Can you claim carers allowance?

Can you move in with this relative?

Alternatively a friend spent time last year getting on his feet last year renting a space in a disused pub then an office building in central London with about 10 -30 other people as the rent was ridiculously low. Owners of the buildings just wanted people in the property for security whilst they waited for planning to pull down/reconfigure
I have seen places like this on Rightmove occasionally but as they want single people or couples only I have dismissed them as we are a family

I think the time for analysing the past is over. You need to look to the future and what it is you want. How do you see your life. Then work out how to achieve that

PaminaMozart · 04/01/2024 12:20

@Birdseye10 - the number and length of your posts isn't a problem for me or any other MN posters. However, it is indicative of your utter confusion and your mindset, which is wholly directly at finding a way to appease your abuser. You are pretzeling yourself and twisting every which way in the hope that one day he'll start being nice to you...

Trust me, all your angst and confusion will melt away if you leave this man.

A few resources that may help you in get to the point where you'll find the strength to leave:

  • Women Who Love Too Much
  • The Six Pillars of Self Esteem
  • Why Does He Do That
  • the Freedom Programme
  • therapy/counselling
SequentialAnalyst · 04/01/2024 13:06

I totally understand the need to think things through, and to be heard (or read).
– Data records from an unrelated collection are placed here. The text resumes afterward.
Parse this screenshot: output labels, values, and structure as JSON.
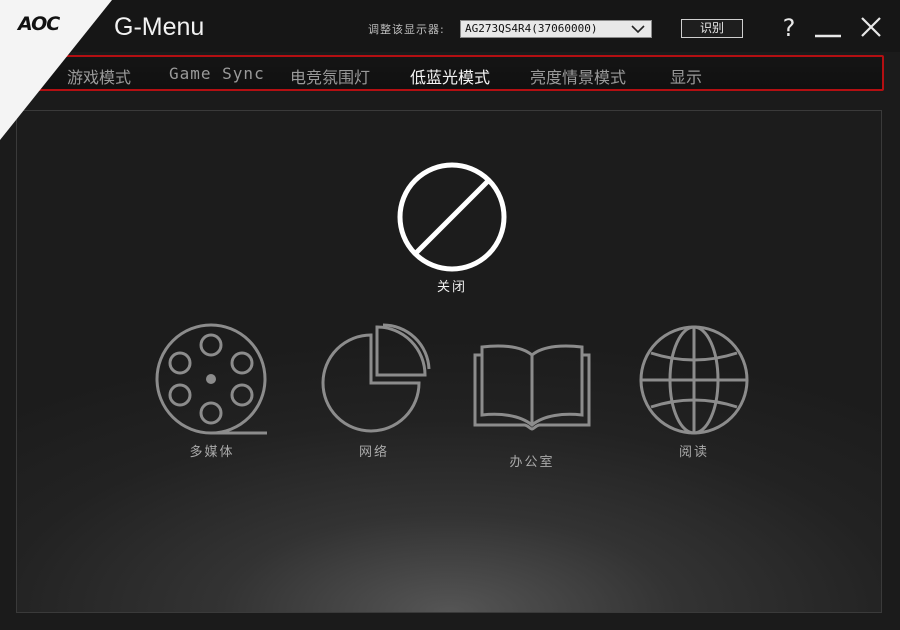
{
  "brand": "AOC",
  "app_title": "G-Menu",
  "monitor": {
    "label": "调整该显示器:",
    "selected": "AG273QS4R4(37060000)"
  },
  "identify_label": "识别",
  "help_label": "?",
  "tabs": [
    {
      "label": "游戏模式",
      "active": false
    },
    {
      "label": "Game Sync",
      "active": false
    },
    {
      "label": "电竞氛围灯",
      "active": false
    },
    {
      "label": "低蓝光模式",
      "active": true
    },
    {
      "label": "亮度情景模式",
      "active": false
    },
    {
      "label": "显示",
      "active": false
    }
  ],
  "modes": {
    "off": {
      "label": "关闭",
      "icon": "prohibited-circle-icon",
      "active": true
    },
    "multimedia": {
      "label": "多媒体",
      "icon": "film-reel-icon"
    },
    "internet": {
      "label": "网络",
      "icon": "pie-chart-icon"
    },
    "office": {
      "label": "办公室",
      "icon": "open-book-icon"
    },
    "reading": {
      "label": "阅读",
      "icon": "globe-icon"
    }
  },
  "colors": {
    "accent_red": "#b40f12",
    "background": "#1b1b1b",
    "icon_inactive": "#8c8c8c",
    "icon_active": "#ffffff"
  }
}
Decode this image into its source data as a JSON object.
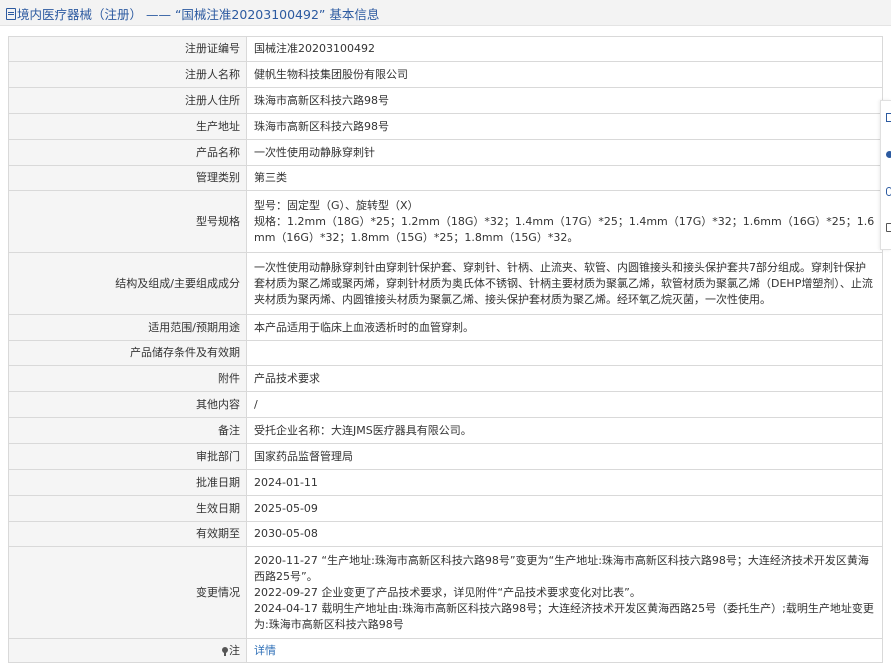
{
  "header": {
    "title": "境内医疗器械（注册） —— “国械注准20203100492” 基本信息"
  },
  "rows": [
    {
      "label": "注册证编号",
      "value": "国械注准20203100492"
    },
    {
      "label": "注册人名称",
      "value": "健帆生物科技集团股份有限公司"
    },
    {
      "label": "注册人住所",
      "value": "珠海市高新区科技六路98号"
    },
    {
      "label": "生产地址",
      "value": "珠海市高新区科技六路98号"
    },
    {
      "label": "产品名称",
      "value": "一次性使用动静脉穿刺针"
    },
    {
      "label": "管理类别",
      "value": "第三类"
    },
    {
      "label": "型号规格",
      "lines": [
        "型号：固定型（G）、旋转型（X）",
        "规格：1.2mm（18G）*25；1.2mm（18G）*32；1.4mm（17G）*25；1.4mm（17G）*32；1.6mm（16G）*25；1.6mm（16G）*32；1.8mm（15G）*25；1.8mm（15G）*32。"
      ]
    },
    {
      "label": "结构及组成/主要组成成分",
      "value": "一次性使用动静脉穿刺针由穿刺针保护套、穿刺针、针柄、止流夹、软管、内圆锥接头和接头保护套共7部分组成。穿刺针保护套材质为聚乙烯或聚丙烯，穿刺针材质为奥氏体不锈钢、针柄主要材质为聚氯乙烯，软管材质为聚氯乙烯（DEHP增塑剂）、止流夹材质为聚丙烯、内圆锥接头材质为聚氯乙烯、接头保护套材质为聚乙烯。经环氧乙烷灭菌，一次性使用。"
    },
    {
      "label": "适用范围/预期用途",
      "value": "本产品适用于临床上血液透析时的血管穿刺。"
    },
    {
      "label": "产品储存条件及有效期",
      "value": ""
    },
    {
      "label": "附件",
      "value": "产品技术要求"
    },
    {
      "label": "其他内容",
      "value": "/"
    },
    {
      "label": "备注",
      "value": "受托企业名称：大连JMS医疗器具有限公司。"
    },
    {
      "label": "审批部门",
      "value": "国家药品监督管理局"
    },
    {
      "label": "批准日期",
      "value": "2024-01-11"
    },
    {
      "label": "生效日期",
      "value": "2025-05-09"
    },
    {
      "label": "有效期至",
      "value": "2030-05-08"
    },
    {
      "label": "变更情况",
      "lines": [
        "2020-11-27 “生产地址:珠海市高新区科技六路98号”变更为“生产地址:珠海市高新区科技六路98号；大连经济技术开发区黄海西路25号”。",
        "2022-09-27 企业变更了产品技术要求，详见附件“产品技术要求变化对比表”。",
        "2024-04-17 载明生产地址由:珠海市高新区科技六路98号；大连经济技术开发区黄海西路25号（委托生产）;载明生产地址变更为:珠海市高新区科技六路98号"
      ]
    }
  ],
  "note": {
    "label": "注",
    "link": "详情"
  },
  "icons": {
    "header": "document-icon",
    "note": "pin-icon"
  }
}
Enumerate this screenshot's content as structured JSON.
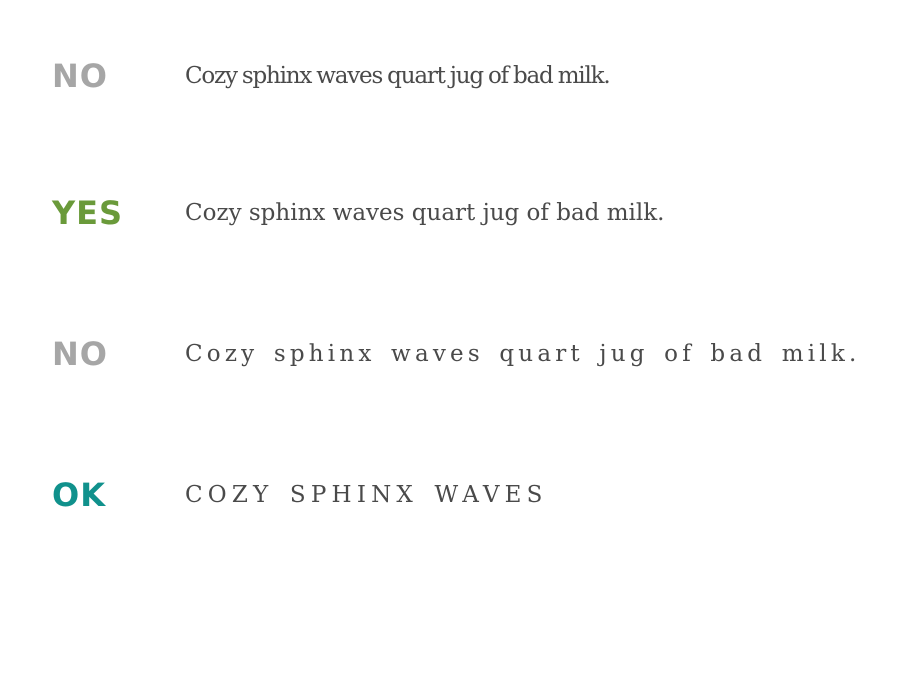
{
  "colors": {
    "no": "#a6a6a6",
    "yes": "#6a9a3a",
    "ok": "#10918c",
    "sample_text": "#4a4a4a"
  },
  "rows": [
    {
      "verdict": "NO",
      "sample": "Cozy sphinx waves quart jug of bad milk."
    },
    {
      "verdict": "YES",
      "sample": "Cozy sphinx waves quart jug of bad milk."
    },
    {
      "verdict": "NO",
      "sample": "Cozy sphinx waves quart jug of bad milk."
    },
    {
      "verdict": "OK",
      "sample": "COZY SPHINX WAVES"
    }
  ]
}
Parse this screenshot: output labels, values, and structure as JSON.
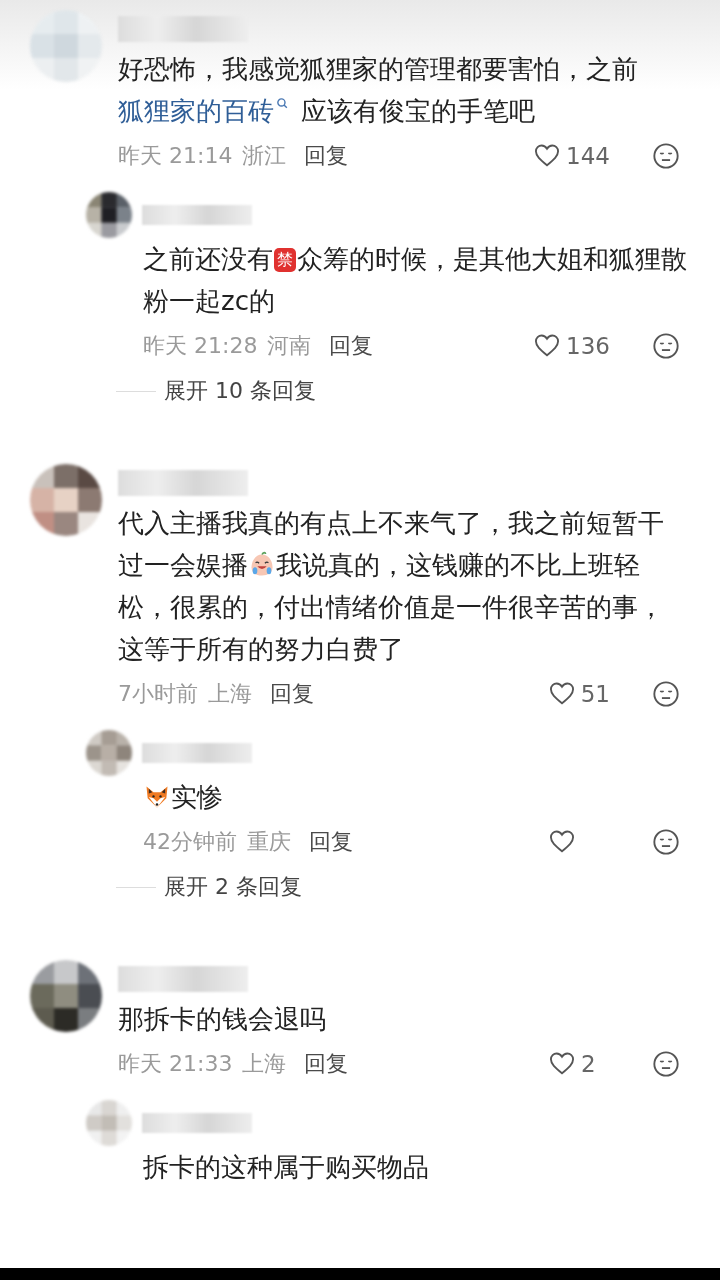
{
  "comments": [
    {
      "text": [
        {
          "kind": "text",
          "text": "好恐怖，我感觉狐狸家的管理都要害怕，之前 "
        },
        {
          "kind": "link",
          "text": "狐狸家的百砖"
        },
        {
          "kind": "text",
          "text": " 应该有俊宝的手笔吧"
        }
      ],
      "time": "昨天 21:14",
      "location": "浙江",
      "reply_label": "回复",
      "likes": "144",
      "replies": [
        {
          "text": [
            {
              "kind": "text",
              "text": "之前还没有"
            },
            {
              "kind": "badge",
              "text": "禁"
            },
            {
              "kind": "text",
              "text": "众筹的时候，是其他大姐和狐狸散粉一起zc的"
            }
          ],
          "time": "昨天 21:28",
          "location": "河南",
          "reply_label": "回复",
          "likes": "136"
        }
      ],
      "expand_label": "展开 10 条回复"
    },
    {
      "text": [
        {
          "kind": "text",
          "text": "代入主播我真的有点上不来气了，我之前短暂干过一会娱播"
        },
        {
          "kind": "crying"
        },
        {
          "kind": "text",
          "text": "我说真的，这钱赚的不比上班轻松，很累的，付出情绪价值是一件很辛苦的事，这等于所有的努力白费了"
        }
      ],
      "time": "7小时前",
      "location": "上海",
      "reply_label": "回复",
      "likes": "51",
      "replies": [
        {
          "text": [
            {
              "kind": "fox"
            },
            {
              "kind": "text",
              "text": "实惨"
            }
          ],
          "time": "42分钟前",
          "location": "重庆",
          "reply_label": "回复"
        }
      ],
      "expand_label": "展开 2 条回复"
    },
    {
      "text": [
        {
          "kind": "text",
          "text": "那拆卡的钱会退吗"
        }
      ],
      "time": "昨天 21:33",
      "location": "上海",
      "reply_label": "回复",
      "likes": "2",
      "replies": [
        {
          "text": [
            {
              "kind": "text",
              "text": "拆卡的这种属于购买物品"
            }
          ]
        }
      ]
    }
  ]
}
And to be validated. We are all validating your experience. It's him, not you.

I got to the point where my mind was consumed with how to communicate how I felt to my H. I tried everything. I kept trying, nothing worked. Then it dawned on me: nothing ever would.

It was only by luck that I found myself in a position where I could divorce him - DC were young adults, one had left home, and my DF had given me some money. I had spent years of my life in a marriage kept alive by hope and naivety on my part.

BayCityCoaster · 04/01/2024 17:38

The people complaining about the length of the OP’s posts - what’s wrong with you?!

If it’s genuinely too long for you (mind blown), then leave the thread. Nobody’s forcing you to contribute.

This is the OP’s thread, and she’s entitled to express her thoughts in whichever way works for her. And the way she’s done that is perfectly normal.

Thanks to you, she’s now retreated from a place of (or should have been) support.